I often doubt myself, yes, my wife knows it a lot. I doubt whether I am good enough or not, whether I can be proud of myself or not. It affected me in that time, I guess (see, I am doubting myself). I thought I was not good enough because I cannot draw anything or creativity in mind is similar like a stuck pipe piled with soil. Yeah, just not good enough. So then, I tell myself am I good in art? Well, not really. I cannot say that. Small amount of produced photographs with simple idea does not seems a tremendous portfolio for me. So then, what I am actually good in?

This is my current and future quest. I am trying to resolve the puzzle of my life. Maybe you there also have similar case. You probably questioned why you took your master degree, why you pick a job, why you decided to get married, and other seems common things in our life.

Those questions are fascinating yet it causes headache sometimes. It pursue us for an answer abd usually the answer comes after we are trying.

I need to know and find where the biggest stream of my life should or must or better or... again too many options.

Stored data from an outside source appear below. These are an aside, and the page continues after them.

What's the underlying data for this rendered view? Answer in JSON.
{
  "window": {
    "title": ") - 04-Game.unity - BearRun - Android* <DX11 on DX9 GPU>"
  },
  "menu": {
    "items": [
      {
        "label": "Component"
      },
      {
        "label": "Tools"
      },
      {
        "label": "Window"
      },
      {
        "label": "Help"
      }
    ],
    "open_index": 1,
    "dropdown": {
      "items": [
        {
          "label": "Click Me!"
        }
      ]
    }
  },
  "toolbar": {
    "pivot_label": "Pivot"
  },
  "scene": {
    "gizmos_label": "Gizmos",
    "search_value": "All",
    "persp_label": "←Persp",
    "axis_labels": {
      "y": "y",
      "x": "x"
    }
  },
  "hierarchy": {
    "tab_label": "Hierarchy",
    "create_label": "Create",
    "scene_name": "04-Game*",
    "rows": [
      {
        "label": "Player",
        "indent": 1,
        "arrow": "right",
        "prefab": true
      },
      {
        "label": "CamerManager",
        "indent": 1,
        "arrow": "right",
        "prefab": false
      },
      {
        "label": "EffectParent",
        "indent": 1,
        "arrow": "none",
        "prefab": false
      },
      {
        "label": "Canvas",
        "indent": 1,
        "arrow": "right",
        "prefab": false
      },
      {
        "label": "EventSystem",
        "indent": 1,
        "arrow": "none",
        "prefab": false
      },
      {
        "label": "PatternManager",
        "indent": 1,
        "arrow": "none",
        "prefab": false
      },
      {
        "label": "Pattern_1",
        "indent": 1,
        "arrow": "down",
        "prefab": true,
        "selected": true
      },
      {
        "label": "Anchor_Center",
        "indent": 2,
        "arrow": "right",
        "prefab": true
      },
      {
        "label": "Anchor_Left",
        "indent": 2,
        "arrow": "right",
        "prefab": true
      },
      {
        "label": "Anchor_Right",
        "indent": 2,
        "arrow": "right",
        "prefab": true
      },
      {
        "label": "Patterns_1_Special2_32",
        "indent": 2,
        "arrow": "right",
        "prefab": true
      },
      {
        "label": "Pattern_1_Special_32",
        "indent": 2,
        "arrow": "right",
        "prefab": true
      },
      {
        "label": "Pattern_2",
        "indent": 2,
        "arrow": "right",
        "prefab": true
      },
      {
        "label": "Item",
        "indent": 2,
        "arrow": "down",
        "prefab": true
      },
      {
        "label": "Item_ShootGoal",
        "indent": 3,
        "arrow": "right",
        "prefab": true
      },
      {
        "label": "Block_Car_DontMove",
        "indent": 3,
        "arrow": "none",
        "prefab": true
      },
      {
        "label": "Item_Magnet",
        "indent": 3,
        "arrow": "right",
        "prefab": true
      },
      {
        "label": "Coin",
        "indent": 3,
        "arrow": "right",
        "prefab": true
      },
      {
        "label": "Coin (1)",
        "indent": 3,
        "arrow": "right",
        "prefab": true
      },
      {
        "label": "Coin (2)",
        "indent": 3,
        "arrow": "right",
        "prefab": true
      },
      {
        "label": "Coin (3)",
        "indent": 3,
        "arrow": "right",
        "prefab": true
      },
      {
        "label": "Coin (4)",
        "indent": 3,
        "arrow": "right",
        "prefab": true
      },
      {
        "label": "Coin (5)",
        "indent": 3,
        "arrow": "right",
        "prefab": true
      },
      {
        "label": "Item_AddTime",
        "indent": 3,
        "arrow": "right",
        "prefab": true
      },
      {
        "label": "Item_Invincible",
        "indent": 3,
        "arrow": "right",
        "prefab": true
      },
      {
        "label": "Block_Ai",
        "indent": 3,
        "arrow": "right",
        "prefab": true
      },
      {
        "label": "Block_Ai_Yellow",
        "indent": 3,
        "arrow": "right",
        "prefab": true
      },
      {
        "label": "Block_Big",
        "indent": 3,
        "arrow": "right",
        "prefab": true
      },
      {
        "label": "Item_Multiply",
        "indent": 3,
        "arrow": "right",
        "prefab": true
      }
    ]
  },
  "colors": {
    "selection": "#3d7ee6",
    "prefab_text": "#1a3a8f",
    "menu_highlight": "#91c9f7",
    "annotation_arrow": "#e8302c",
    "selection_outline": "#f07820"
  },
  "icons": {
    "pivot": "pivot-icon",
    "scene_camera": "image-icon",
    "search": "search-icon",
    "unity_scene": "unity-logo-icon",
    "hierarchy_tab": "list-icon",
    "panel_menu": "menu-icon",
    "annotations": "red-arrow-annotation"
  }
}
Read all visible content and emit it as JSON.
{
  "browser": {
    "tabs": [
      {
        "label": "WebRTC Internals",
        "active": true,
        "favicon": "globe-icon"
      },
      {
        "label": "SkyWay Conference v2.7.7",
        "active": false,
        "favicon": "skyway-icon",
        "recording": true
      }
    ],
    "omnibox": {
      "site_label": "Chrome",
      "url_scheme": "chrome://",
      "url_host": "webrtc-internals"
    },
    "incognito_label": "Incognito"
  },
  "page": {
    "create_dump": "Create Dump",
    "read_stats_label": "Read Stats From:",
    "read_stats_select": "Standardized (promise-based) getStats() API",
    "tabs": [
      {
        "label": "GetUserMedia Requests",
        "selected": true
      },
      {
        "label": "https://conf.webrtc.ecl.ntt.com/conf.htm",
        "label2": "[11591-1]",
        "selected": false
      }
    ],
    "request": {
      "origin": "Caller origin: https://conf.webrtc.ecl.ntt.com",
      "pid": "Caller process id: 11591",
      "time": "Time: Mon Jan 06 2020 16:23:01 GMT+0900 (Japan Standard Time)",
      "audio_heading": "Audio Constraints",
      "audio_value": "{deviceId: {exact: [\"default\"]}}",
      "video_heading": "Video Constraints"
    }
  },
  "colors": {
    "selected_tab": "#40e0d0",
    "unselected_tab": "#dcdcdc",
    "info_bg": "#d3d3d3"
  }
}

Related to question in this post, there was a quote that I would like to take from the dialogue in Night at The Museum 3, this is between Larry (Ben Stiller) and Theodore Roosevelt (Robin Williams),

Larry: I don't know Teddy, I even don't know what to do tomorrow.
Theodore: How Exciting??

I was amazed with the dialogue. It was simple, inspiring, and fascinating. To wonder about what we should do tomorrow even can be something "exciting". Perhaps it is. If we know future, then where is the fun part of living our life?

I think that is also legit. Two years ago, I never imagine I will get married in October 2014. Two years ago, I never imagine to purchase my own motorcycle. Two years ago, I never imagine myself swimming in Maluku.

Chasing our pavement and seeking for the answer of ourselves is indeed harder than looking for science question in our textbook. We cannot googled it.

So cheers to us the life seeker. The greatest mystery in our life. Chasing who are we, chasing what we suppose to do. May God shower us with fortune and luck. Amien.